Ran across this on youtube - a new largest known prime number was recently found: 2^{136,279,841} -1
Last big number was in 2018 – long gap.
Brian
“Math doesn’t take a holiday”
Ran across this on youtube - a new largest known prime number was recently found: 2^{136,279,841} -1
Last big number was in 2018 – long gap.
Brian
“Math doesn’t take a holiday”
My mind boggles when I consider that the infinity of prime numbers is quite a bit smaller than the infinity of all numbers.
My mind boggles instead when I consider the infinity of prime numbers is not smaller than the infinity of all whole numbers.
My mind boggles when I consider that there infinities that are greater than other infinities.

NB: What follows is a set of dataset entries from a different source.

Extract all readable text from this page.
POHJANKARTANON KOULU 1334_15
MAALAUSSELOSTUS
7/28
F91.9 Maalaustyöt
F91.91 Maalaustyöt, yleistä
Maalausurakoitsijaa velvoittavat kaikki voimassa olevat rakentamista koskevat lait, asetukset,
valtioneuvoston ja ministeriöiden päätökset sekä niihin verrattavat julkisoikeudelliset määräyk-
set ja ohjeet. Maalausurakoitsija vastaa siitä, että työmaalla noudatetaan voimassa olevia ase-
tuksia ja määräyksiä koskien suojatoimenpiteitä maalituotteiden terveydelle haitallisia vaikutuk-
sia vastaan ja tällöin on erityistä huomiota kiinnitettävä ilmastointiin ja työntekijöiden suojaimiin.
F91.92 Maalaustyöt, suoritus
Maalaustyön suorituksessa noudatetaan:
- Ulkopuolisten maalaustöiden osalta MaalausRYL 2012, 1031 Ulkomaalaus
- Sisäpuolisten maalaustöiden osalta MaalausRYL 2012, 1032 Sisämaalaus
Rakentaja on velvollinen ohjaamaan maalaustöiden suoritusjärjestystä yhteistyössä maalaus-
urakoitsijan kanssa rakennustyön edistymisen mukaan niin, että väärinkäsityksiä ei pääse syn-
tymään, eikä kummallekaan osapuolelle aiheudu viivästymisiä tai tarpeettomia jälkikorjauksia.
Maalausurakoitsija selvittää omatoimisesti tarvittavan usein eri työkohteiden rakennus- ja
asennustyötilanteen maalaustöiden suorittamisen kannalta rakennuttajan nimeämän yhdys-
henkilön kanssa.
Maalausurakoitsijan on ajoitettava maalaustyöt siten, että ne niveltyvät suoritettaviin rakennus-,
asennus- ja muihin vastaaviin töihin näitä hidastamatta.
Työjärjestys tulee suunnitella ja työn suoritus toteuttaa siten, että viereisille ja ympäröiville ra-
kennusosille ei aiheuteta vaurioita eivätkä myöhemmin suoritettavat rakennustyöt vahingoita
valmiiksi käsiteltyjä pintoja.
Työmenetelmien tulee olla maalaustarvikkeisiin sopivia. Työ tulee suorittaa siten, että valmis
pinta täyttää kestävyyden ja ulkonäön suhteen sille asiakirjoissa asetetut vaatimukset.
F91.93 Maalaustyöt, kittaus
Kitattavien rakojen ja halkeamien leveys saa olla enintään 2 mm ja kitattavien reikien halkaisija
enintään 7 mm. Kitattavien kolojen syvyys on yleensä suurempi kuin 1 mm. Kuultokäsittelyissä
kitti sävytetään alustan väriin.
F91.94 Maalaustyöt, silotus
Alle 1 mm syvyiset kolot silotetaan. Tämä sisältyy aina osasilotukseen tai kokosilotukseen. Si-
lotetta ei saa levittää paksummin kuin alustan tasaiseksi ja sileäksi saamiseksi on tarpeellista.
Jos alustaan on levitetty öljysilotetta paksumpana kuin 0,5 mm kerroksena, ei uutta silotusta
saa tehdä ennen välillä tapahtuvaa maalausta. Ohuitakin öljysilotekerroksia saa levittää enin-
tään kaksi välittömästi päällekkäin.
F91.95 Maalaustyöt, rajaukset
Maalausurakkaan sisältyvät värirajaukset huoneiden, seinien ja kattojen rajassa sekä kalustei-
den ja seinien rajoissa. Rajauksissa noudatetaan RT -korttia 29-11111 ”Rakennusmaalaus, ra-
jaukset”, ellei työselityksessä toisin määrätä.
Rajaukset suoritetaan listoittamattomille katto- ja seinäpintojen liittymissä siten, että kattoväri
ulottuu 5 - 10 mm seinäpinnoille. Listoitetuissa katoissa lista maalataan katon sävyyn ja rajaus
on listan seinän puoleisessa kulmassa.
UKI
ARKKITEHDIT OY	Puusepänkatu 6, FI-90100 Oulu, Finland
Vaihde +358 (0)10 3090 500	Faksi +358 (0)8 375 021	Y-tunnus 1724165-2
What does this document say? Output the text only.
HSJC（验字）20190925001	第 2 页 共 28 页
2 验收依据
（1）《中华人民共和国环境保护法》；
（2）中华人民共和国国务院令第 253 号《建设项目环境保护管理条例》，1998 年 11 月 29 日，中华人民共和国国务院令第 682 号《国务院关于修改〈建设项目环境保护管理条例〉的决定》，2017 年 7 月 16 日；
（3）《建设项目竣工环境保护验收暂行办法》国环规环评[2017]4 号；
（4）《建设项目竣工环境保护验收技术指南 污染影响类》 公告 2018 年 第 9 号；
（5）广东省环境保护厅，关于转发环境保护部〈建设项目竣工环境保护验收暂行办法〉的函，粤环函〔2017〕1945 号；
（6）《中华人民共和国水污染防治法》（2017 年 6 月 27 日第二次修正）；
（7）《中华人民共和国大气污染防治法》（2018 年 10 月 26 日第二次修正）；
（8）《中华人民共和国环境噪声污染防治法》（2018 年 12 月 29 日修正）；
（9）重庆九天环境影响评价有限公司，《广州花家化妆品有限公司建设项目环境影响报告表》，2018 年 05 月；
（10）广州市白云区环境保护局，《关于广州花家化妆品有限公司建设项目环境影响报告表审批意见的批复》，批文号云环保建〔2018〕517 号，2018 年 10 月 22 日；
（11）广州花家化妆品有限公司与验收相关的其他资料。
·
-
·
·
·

Did Cantor understand infinity because he was crazy? Or did he go crazy when he understood infinity?
I believe that Cantor went crazy when his ideas about infinity (see posts #3 and #4 in this thread) were rejected by his coetaneous mathematicians, who ridiculed him and did not take him seriously.
I am not sure he understood infinity. I am not sure anyone understands infinity. But he understood it better than them.
Like Feynman’s statement that anyone that claiming to know quantum mechanics doesn’t know quantum mechanics.
I mentioned this in the interesting random fact thread a few days ago.
I forgot to mention that this also automatically means there’s another perfect number (even, of course).
So what’s the largest known non-Mersenne prime?
According to this, the 7 largest known primes are Mersenne primes. The eighth, the largest non-Mersenne prime, is 516693^{2097152}-516693^{1048576}+1. It has almost 12 million decimal digits, almost 1/3 as many digits as the new Mersenne prime.